Thursday, 27 July, 2000, 23:33 GMT 00:33 UK
Internet privacy 'safeguards' approved
E-privacy graphic
The United States Government has approved a plan by internet advertisers to address concerns over the right to privacy of internet users.

A group representing 90% of America's online advertisers say consumers will have the right to stop data being collected about them through their e-mail messages and histories of surfing websites.

The Network Advertising Initiative (NAI) also bars internet firms from using medical or financial data, social security numbers and online sexual behaviour revealed by internet users to determine which advertisements to flash on their screens.

Data is currently compiled to build a profile of the internet user and deployed in targeted advertising.

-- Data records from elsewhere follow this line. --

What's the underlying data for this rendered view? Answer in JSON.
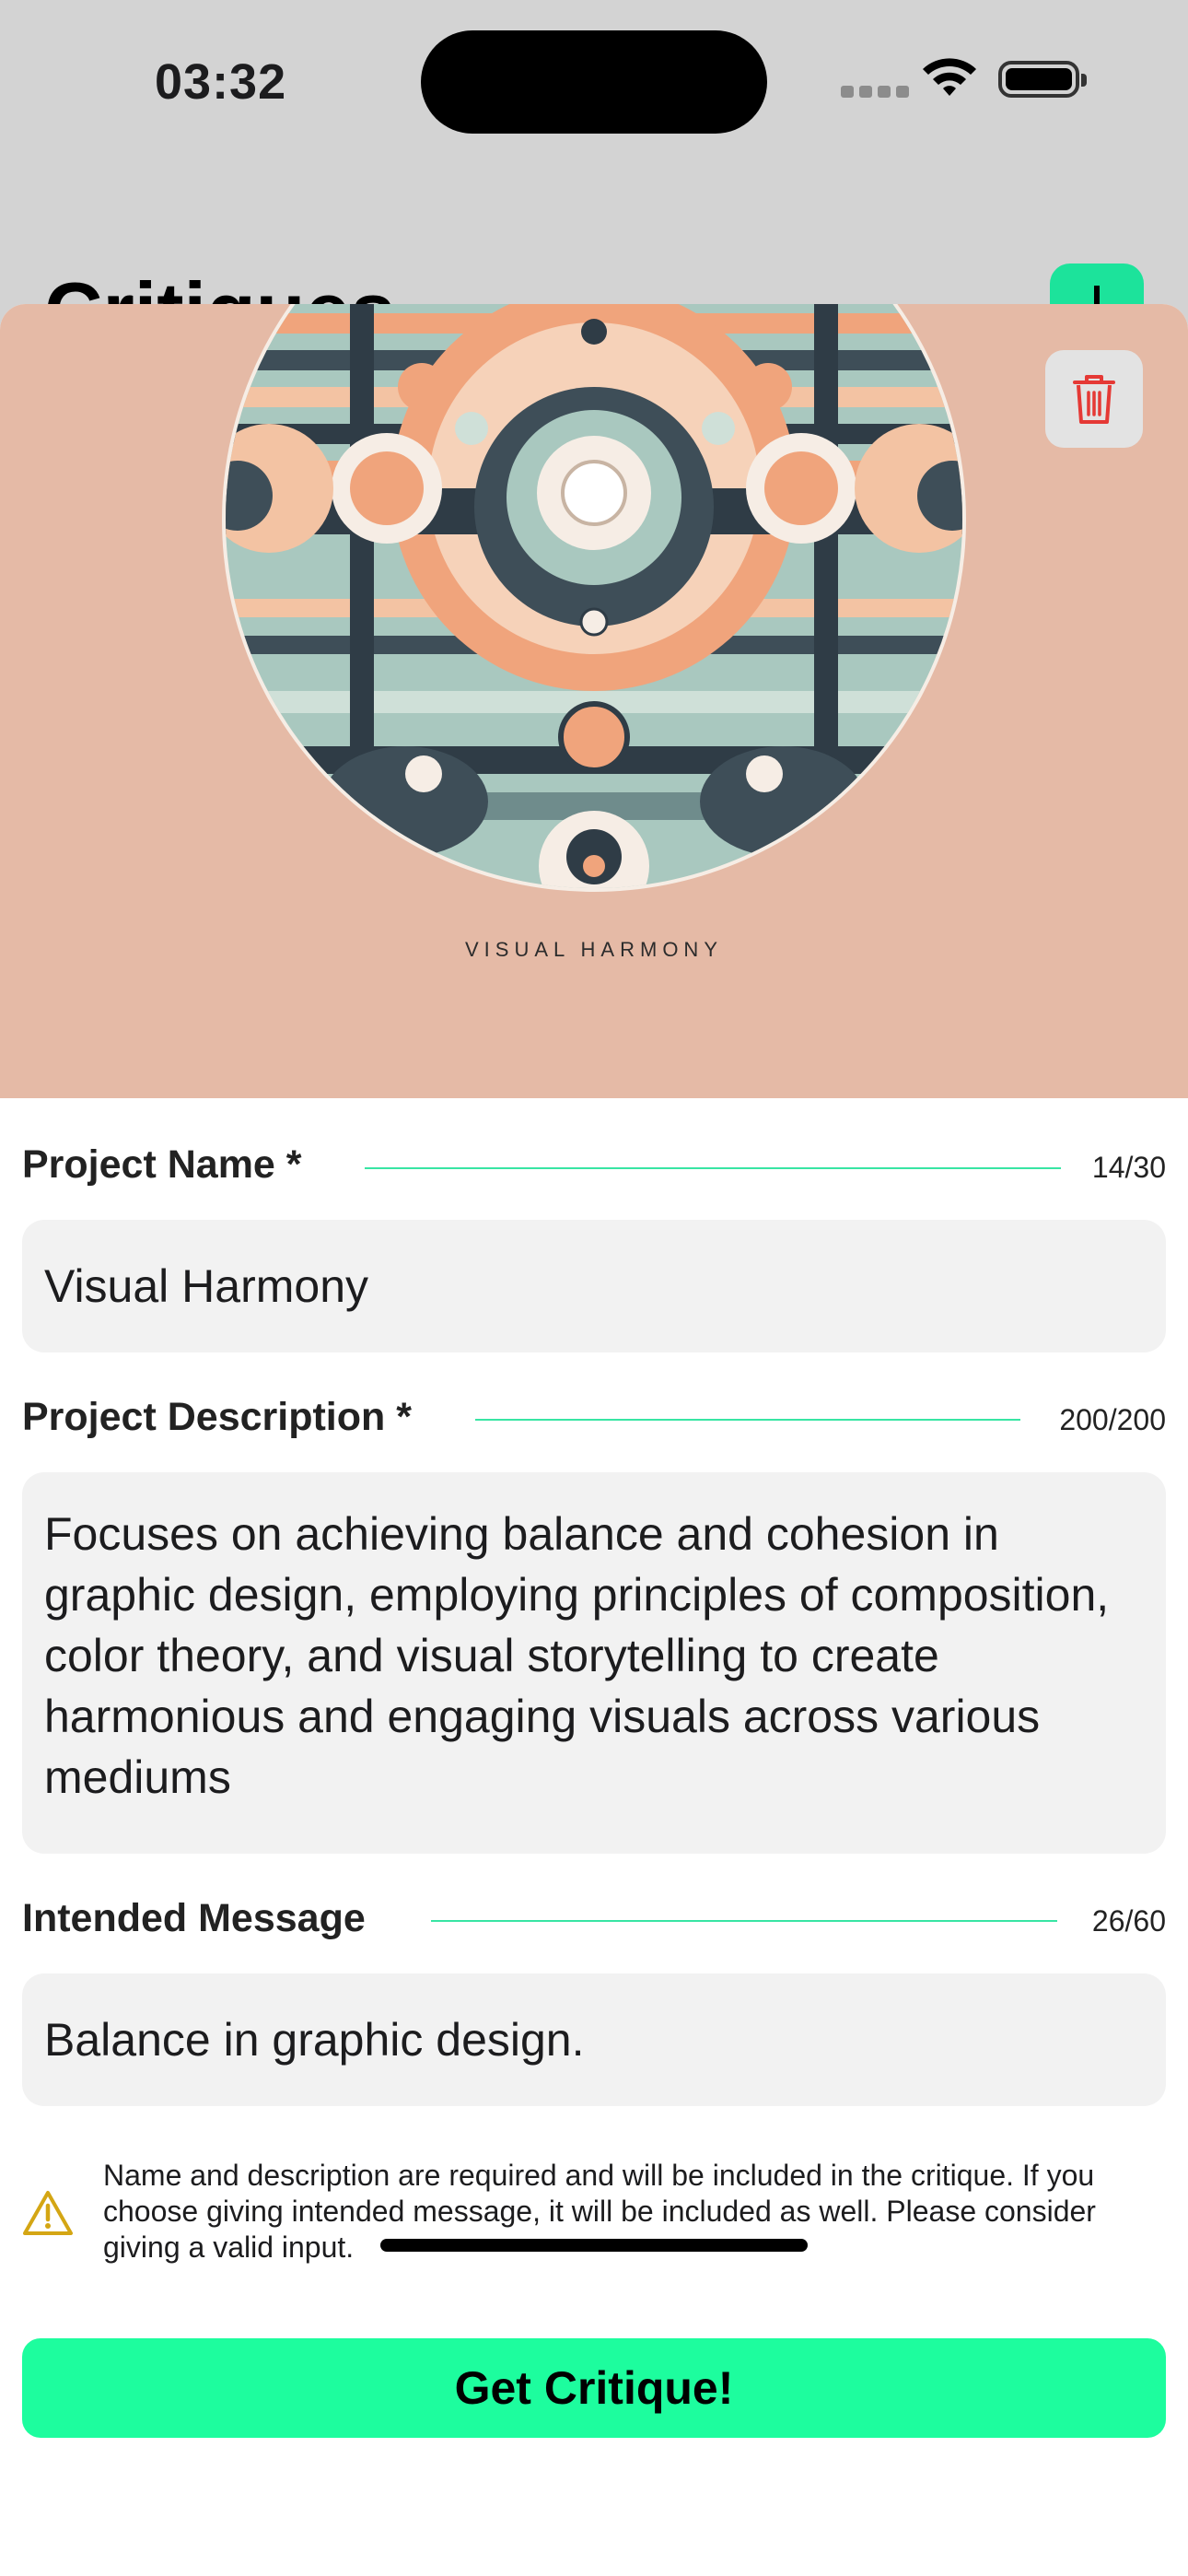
{
  "status_bar": {
    "time": "03:32"
  },
  "background_page": {
    "title": "Critiques"
  },
  "hero": {
    "caption": "VISUAL HARMONY"
  },
  "fields": {
    "name": {
      "label": "Project Name *",
      "count": "14/30",
      "value": "Visual Harmony"
    },
    "description": {
      "label": "Project Description *",
      "count": "200/200",
      "value": "Focuses on achieving balance and cohesion in graphic design, employing principles of composition, color theory, and visual storytelling to create harmonious and engaging visuals across various mediums"
    },
    "message": {
      "label": "Intended Message",
      "count": "26/60",
      "value": "Balance in graphic design."
    }
  },
  "notice": {
    "text": "Name and description are required and will be included in the critique. If you choose giving intended message, it will be included as well. Please consider giving a valid input."
  },
  "cta": {
    "label": "Get Critique!"
  },
  "colors": {
    "accent": "#1dfd9e",
    "hero_bg": "#e5baa6",
    "delete_red": "#e53935",
    "warning": "#d4a614"
  },
  "icons": [
    "wifi-icon",
    "battery-icon",
    "trash-icon",
    "warning-icon",
    "plus-icon"
  ]
}
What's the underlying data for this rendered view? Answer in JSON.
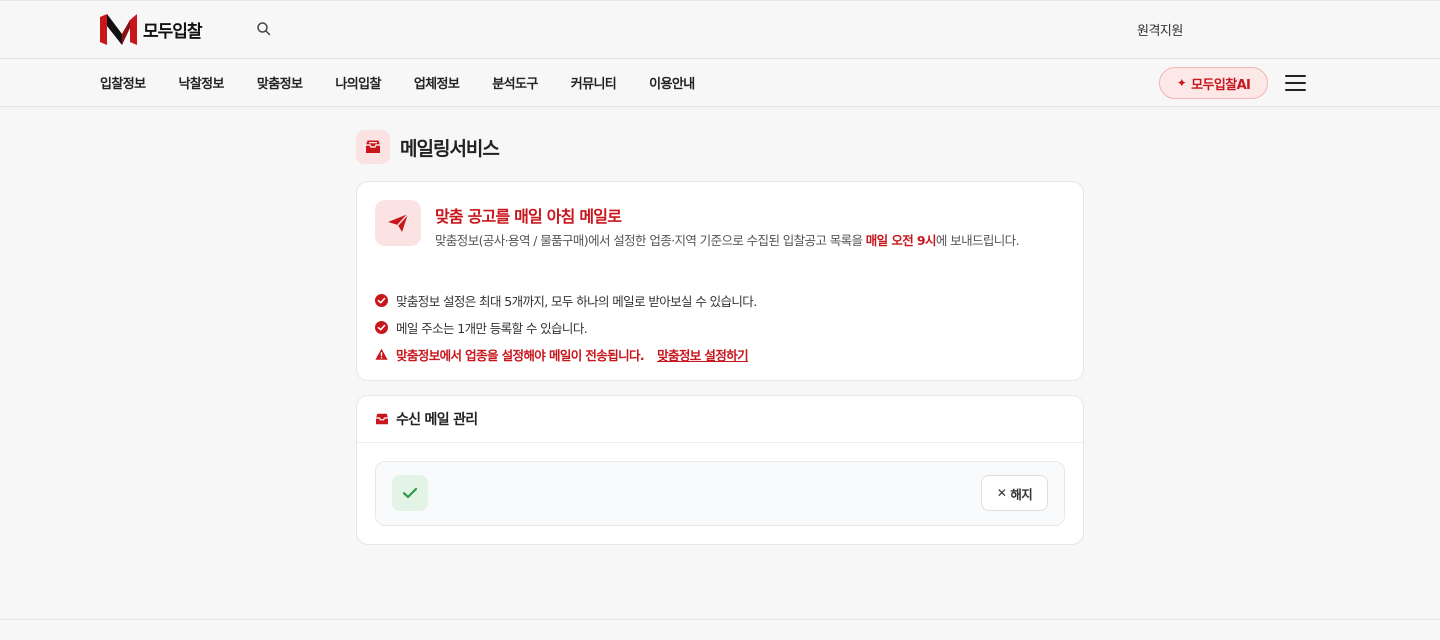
{
  "header": {
    "logo_text": "모두입찰",
    "remote_support": "원격지원"
  },
  "nav": {
    "items": [
      {
        "label": "입찰정보"
      },
      {
        "label": "낙찰정보"
      },
      {
        "label": "맞춤정보"
      },
      {
        "label": "나의입찰"
      },
      {
        "label": "업체정보"
      },
      {
        "label": "분석도구"
      },
      {
        "label": "커뮤니티"
      },
      {
        "label": "이용안내"
      }
    ],
    "ai_button": "모두입찰AI"
  },
  "page": {
    "title": "메일링서비스"
  },
  "intro": {
    "title": "맞춤 공고를 매일 아침 메일로",
    "desc_before": "맞춤정보(공사·용역 / 물품구매)에서 설정한 업종·지역 기준으로 수집된 입찰공고 목록을 ",
    "desc_highlight": "매일 오전 9시",
    "desc_after": "에 보내드립니다.",
    "checks": [
      {
        "text": "맞춤정보 설정은 최대 5개까지, 모두 하나의 메일로 받아보실 수 있습니다."
      },
      {
        "text": "메일 주소는 1개만 등록할 수 있습니다."
      }
    ],
    "warning": "맞춤정보에서 업종을 설정해야 메일이 전송됩니다.",
    "warning_link": "맞춤정보 설정하기"
  },
  "recipients": {
    "title": "수신 메일 관리",
    "email": "",
    "cancel_label": "해지"
  },
  "colors": {
    "brand_red": "#c8161d",
    "success_green": "#2e9a47"
  }
}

People should also be able to see information already collected on them.

But privacy campaigners say the proposed measures do not go far enough in providing the government with a remedy if advertisers fail to follow the guidelines.

"This is a report written by industry for industry and does not respond to the public concerns about privacy," said the president of the Electronic Privacy Information Centre (FTC), Marc Rotenberg.

His group, which filed the original complaint with the Federation Trade Commission, says it is considering taking legal action to force the FTC to take stronger action.

The agreement was drawn up to address consumer concerns about the development of technologies such as cookies which track a user's movement on the web.

The NAI will mean notices are put on web pages warning users that cookies are in use.